Raising medium-term growth rates under these circumstances will require reforms to support investment and boost productivity, Fitch said, adding it expects the government to remain generally reform-minded over the next few years.
For the current fiscal, Fitch Ratings has projected a 10.5 per cent contraction in the Indian economy.
Several reforms passed by Parliament since the pandemic set in could lift medium-term growth prospects, including the agricultural reforms to give farmers more flexibility over where to sell their produce, it said.
Stripping out middlemen, as the reform allows, could improve farmer incomes while reducing consumer prices.
Nevertheless, implementation risks are significant.
For example, segments of the farm lobby have protested the reform, apparently over fears that it could result in the abolition of minimum support prices, although the government says this will not happen, Fitch said.
Parliament has also passed labour reforms.
Their intent, among other things, is to improve worker access to social security notably in the large unorganised sector, strengthen occupational safety requirements, speed up the resolution of labour disputes and ease migrant workers' ability to move between states.
In addition, employers will now only need prior state government approval for redundancies if they have over 300 workers, up from 100 previously, and state governments may raise this threshold.

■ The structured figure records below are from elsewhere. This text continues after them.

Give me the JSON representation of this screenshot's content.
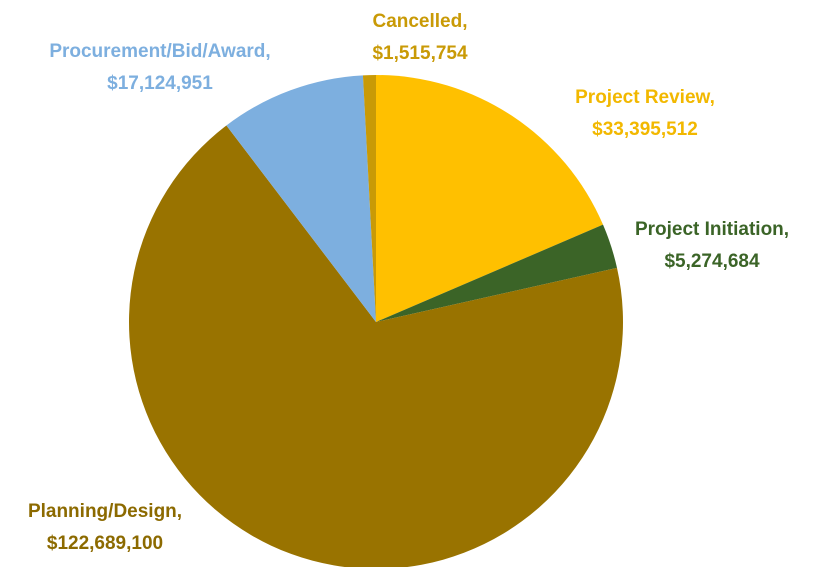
{
  "chart_data": {
    "type": "pie",
    "categories": [
      "Project Review,",
      "Project Initiation,",
      "Planning/Design,",
      "Procurement/Bid/Award,",
      "Cancelled,"
    ],
    "values": [
      33395512,
      5274684,
      122689100,
      17124951,
      1515754
    ],
    "value_labels": [
      "$33,395,512",
      "$5,274,684",
      "$122,689,100",
      "$17,124,951",
      "$1,515,754"
    ],
    "colors": [
      "#ffc000",
      "#3b6427",
      "#997300",
      "#7dafdf",
      "#c99a06"
    ]
  }
}
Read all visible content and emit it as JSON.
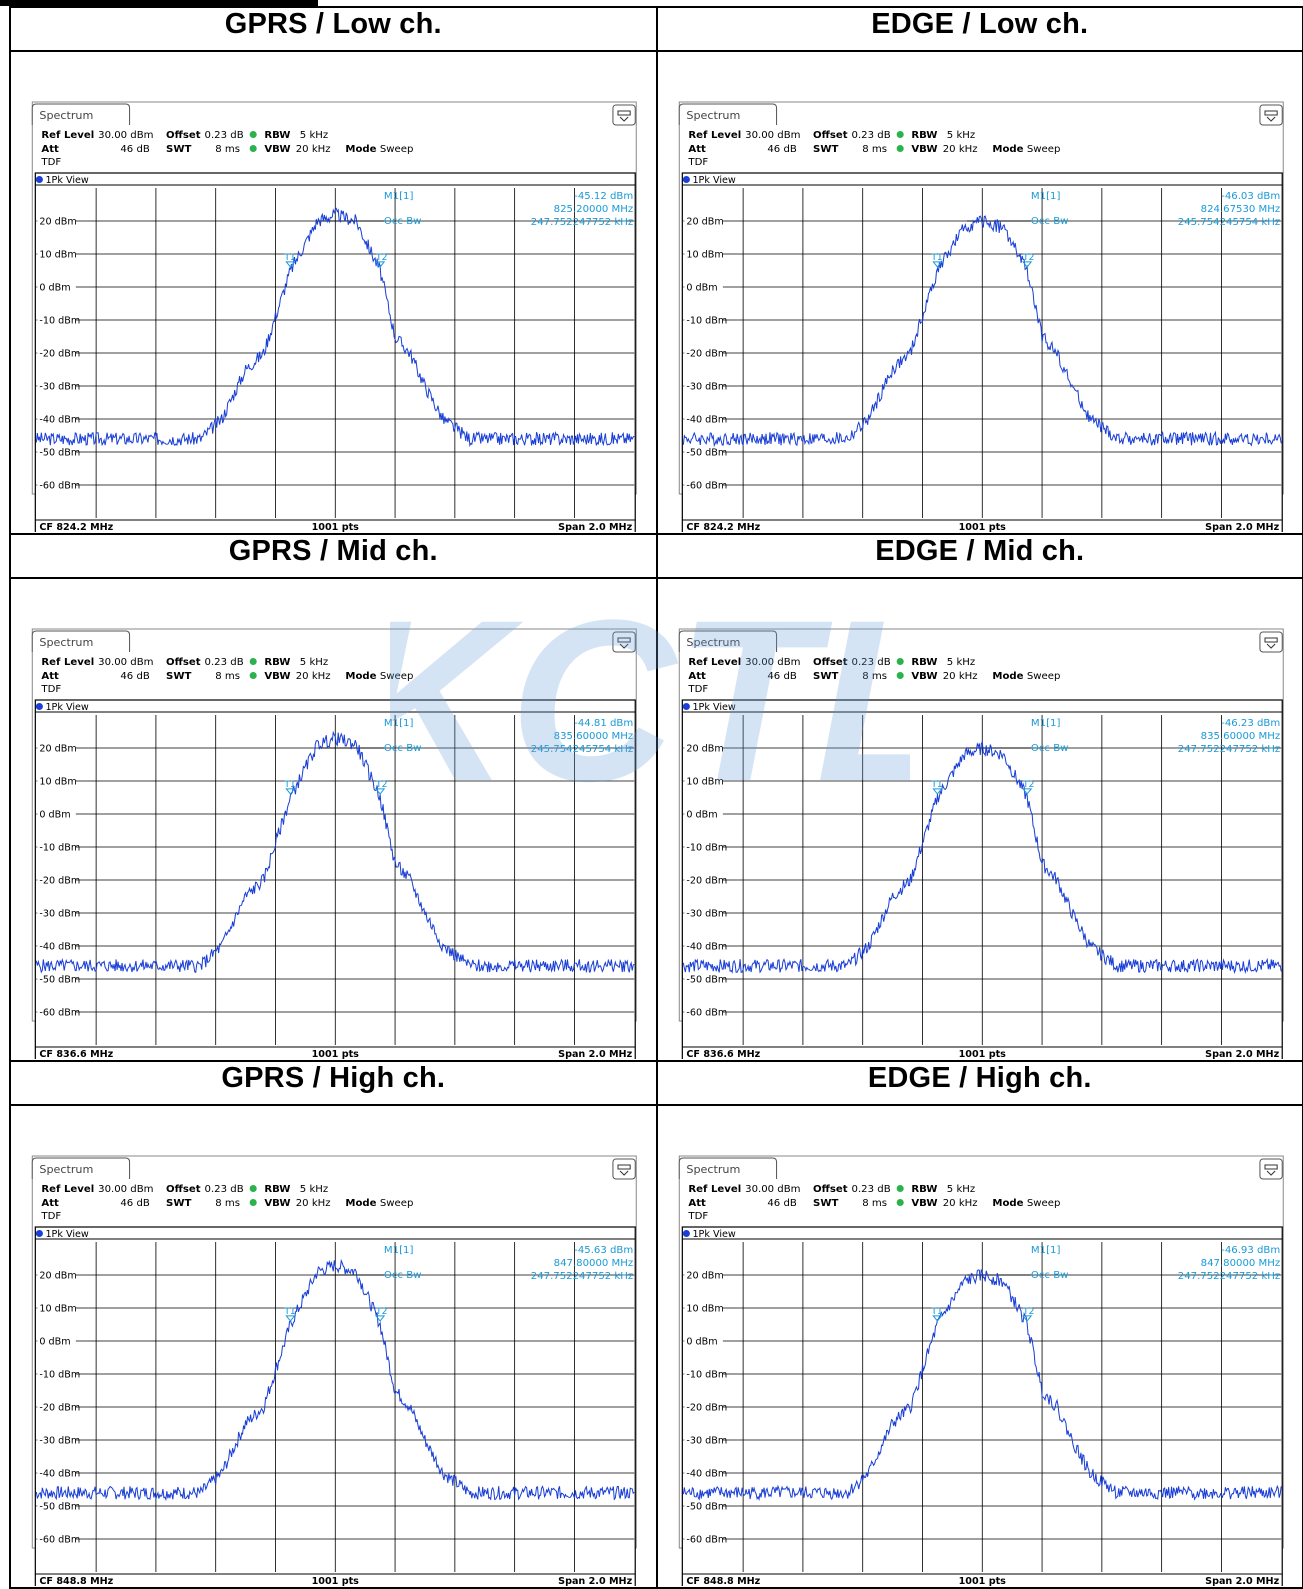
{
  "watermark": "KCTL",
  "common": {
    "tab_label": "Spectrum",
    "ref_level_label": "Ref Level",
    "ref_level_value": "30.00 dBm",
    "offset_label": "Offset",
    "offset_value": "0.23 dB",
    "rbw_label": "RBW",
    "rbw_value": "5 kHz",
    "att_label": "Att",
    "att_value": "46 dB",
    "swt_label": "SWT",
    "swt_value": "8 ms",
    "vbw_label": "VBW",
    "vbw_value": "20 kHz",
    "mode_label": "Mode",
    "mode_value": "Sweep",
    "tdf": "TDF",
    "view_label": "1Pk View",
    "marker_label": "M1[1]",
    "occbw_label": "Occ Bw",
    "pts": "1001 pts",
    "span": "Span 2.0 MHz",
    "y_ticks": [
      "20 dBm",
      "10 dBm",
      "0 dBm",
      "-10 dBm",
      "-20 dBm",
      "-30 dBm",
      "-40 dBm",
      "-50 dBm",
      "-60 dBm"
    ]
  },
  "panels": [
    {
      "title": "GPRS / Low ch.",
      "cf": "CF 824.2 MHz",
      "marker_level": "-45.12 dBm",
      "marker_freq": "825.20000 MHz",
      "occ_bw": "247.752247752 kHz"
    },
    {
      "title": "EDGE / Low ch.",
      "cf": "CF 824.2 MHz",
      "marker_level": "-46.03 dBm",
      "marker_freq": "824.67530 MHz",
      "occ_bw": "245.754245754 kHz"
    },
    {
      "title": "GPRS / Mid ch.",
      "cf": "CF 836.6 MHz",
      "marker_level": "-44.81 dBm",
      "marker_freq": "835.60000 MHz",
      "occ_bw": "245.754245754 kHz"
    },
    {
      "title": "EDGE / Mid ch.",
      "cf": "CF 836.6 MHz",
      "marker_level": "-46.23 dBm",
      "marker_freq": "835.60000 MHz",
      "occ_bw": "247.752247752 kHz"
    },
    {
      "title": "GPRS / High ch.",
      "cf": "CF 848.8 MHz",
      "marker_level": "-45.63 dBm",
      "marker_freq": "847.80000 MHz",
      "occ_bw": "247.752247752 kHz"
    },
    {
      "title": "EDGE / High ch.",
      "cf": "CF 848.8 MHz",
      "marker_level": "-46.93 dBm",
      "marker_freq": "847.80000 MHz",
      "occ_bw": "247.752247752 kHz"
    }
  ],
  "chart_data": [
    {
      "type": "line",
      "title": "GPRS / Low ch.",
      "x_center_mhz": 824.2,
      "span_mhz": 2.0,
      "points": 1001,
      "ylim": [
        -70,
        30
      ],
      "series": [
        {
          "values_x_offset_khz": [
            -1000,
            -450,
            -380,
            -300,
            -240,
            -150,
            -60,
            0,
            70,
            150,
            200,
            250,
            300,
            360,
            450,
            1000
          ],
          "values_dbm": [
            -46,
            -46,
            -40,
            -25,
            -20,
            5,
            20,
            22,
            20,
            5,
            -15,
            -20,
            -30,
            -40,
            -46,
            -46
          ]
        }
      ]
    },
    {
      "type": "line",
      "title": "EDGE / Low ch.",
      "x_center_mhz": 824.2,
      "span_mhz": 2.0,
      "points": 1001,
      "ylim": [
        -70,
        30
      ],
      "series": [
        {
          "values_x_offset_khz": [
            -1000,
            -450,
            -380,
            -300,
            -240,
            -150,
            -60,
            0,
            70,
            150,
            200,
            250,
            300,
            360,
            450,
            1000
          ],
          "values_dbm": [
            -46,
            -46,
            -40,
            -25,
            -20,
            5,
            18,
            20,
            18,
            5,
            -15,
            -20,
            -30,
            -40,
            -46,
            -46
          ]
        }
      ]
    },
    {
      "type": "line",
      "title": "GPRS / Mid ch.",
      "x_center_mhz": 836.6,
      "span_mhz": 2.0,
      "points": 1001,
      "ylim": [
        -70,
        30
      ],
      "series": [
        {
          "values_x_offset_khz": [
            -1000,
            -450,
            -380,
            -300,
            -240,
            -150,
            -60,
            0,
            70,
            150,
            200,
            250,
            300,
            360,
            450,
            1000
          ],
          "values_dbm": [
            -46,
            -46,
            -40,
            -25,
            -20,
            5,
            21,
            23,
            21,
            5,
            -15,
            -20,
            -30,
            -40,
            -46,
            -46
          ]
        }
      ]
    },
    {
      "type": "line",
      "title": "EDGE / Mid ch.",
      "x_center_mhz": 836.6,
      "span_mhz": 2.0,
      "points": 1001,
      "ylim": [
        -70,
        30
      ],
      "series": [
        {
          "values_x_offset_khz": [
            -1000,
            -450,
            -380,
            -300,
            -240,
            -150,
            -60,
            0,
            70,
            150,
            200,
            250,
            300,
            360,
            450,
            1000
          ],
          "values_dbm": [
            -46,
            -46,
            -40,
            -25,
            -20,
            5,
            18,
            20,
            18,
            5,
            -15,
            -20,
            -30,
            -40,
            -46,
            -46
          ]
        }
      ]
    },
    {
      "type": "line",
      "title": "GPRS / High ch.",
      "x_center_mhz": 848.8,
      "span_mhz": 2.0,
      "points": 1001,
      "ylim": [
        -70,
        30
      ],
      "series": [
        {
          "values_x_offset_khz": [
            -1000,
            -450,
            -380,
            -300,
            -240,
            -150,
            -60,
            0,
            70,
            150,
            200,
            250,
            300,
            360,
            450,
            1000
          ],
          "values_dbm": [
            -46,
            -46,
            -40,
            -25,
            -20,
            5,
            21,
            23,
            21,
            5,
            -15,
            -20,
            -30,
            -40,
            -46,
            -46
          ]
        }
      ]
    },
    {
      "type": "line",
      "title": "EDGE / High ch.",
      "x_center_mhz": 848.8,
      "span_mhz": 2.0,
      "points": 1001,
      "ylim": [
        -70,
        30
      ],
      "series": [
        {
          "values_x_offset_khz": [
            -1000,
            -450,
            -380,
            -300,
            -240,
            -150,
            -60,
            0,
            70,
            150,
            200,
            250,
            300,
            360,
            450,
            1000
          ],
          "values_dbm": [
            -46,
            -46,
            -40,
            -25,
            -20,
            5,
            18,
            20,
            18,
            5,
            -15,
            -20,
            -30,
            -40,
            -46,
            -46
          ]
        }
      ]
    }
  ]
}
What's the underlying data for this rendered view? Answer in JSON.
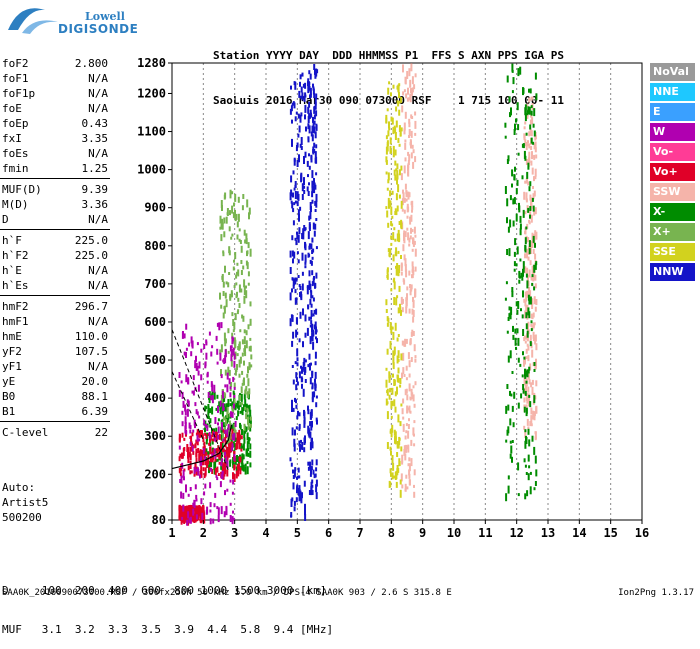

"These changes could support the formalisation of India's labour market and improve its flexibility, with positive efficiency gains, but our assumption is that in practice their impact will be modest," it added.
The government also intends to privatise some state-owned enterprises, of which more than 200 are owned by the central government and 800 by state governments.
A wide-ranging privatisation push could be transformative, it said.
Fitch said the process of reforms in India remains especially complex and implementation at times has proven difficult.
In recent years, the government has opened more sectors to FDI, but also raised international trade barriers and withdrawn from the Regional Comprehensive Economic Partnership before its recent agreement was secured.
Meanwhile, two landmark reforms from the government's previous term faced setbacks recently due to the pandemic.
The Insolvency and Bankruptcy Code has been suspended temporarily in line with forbearance regulations for banks, while a decline in inflows from the Goods and Services Tax will make it more challenging to divide these revenues among the centre and the states, Fitch said.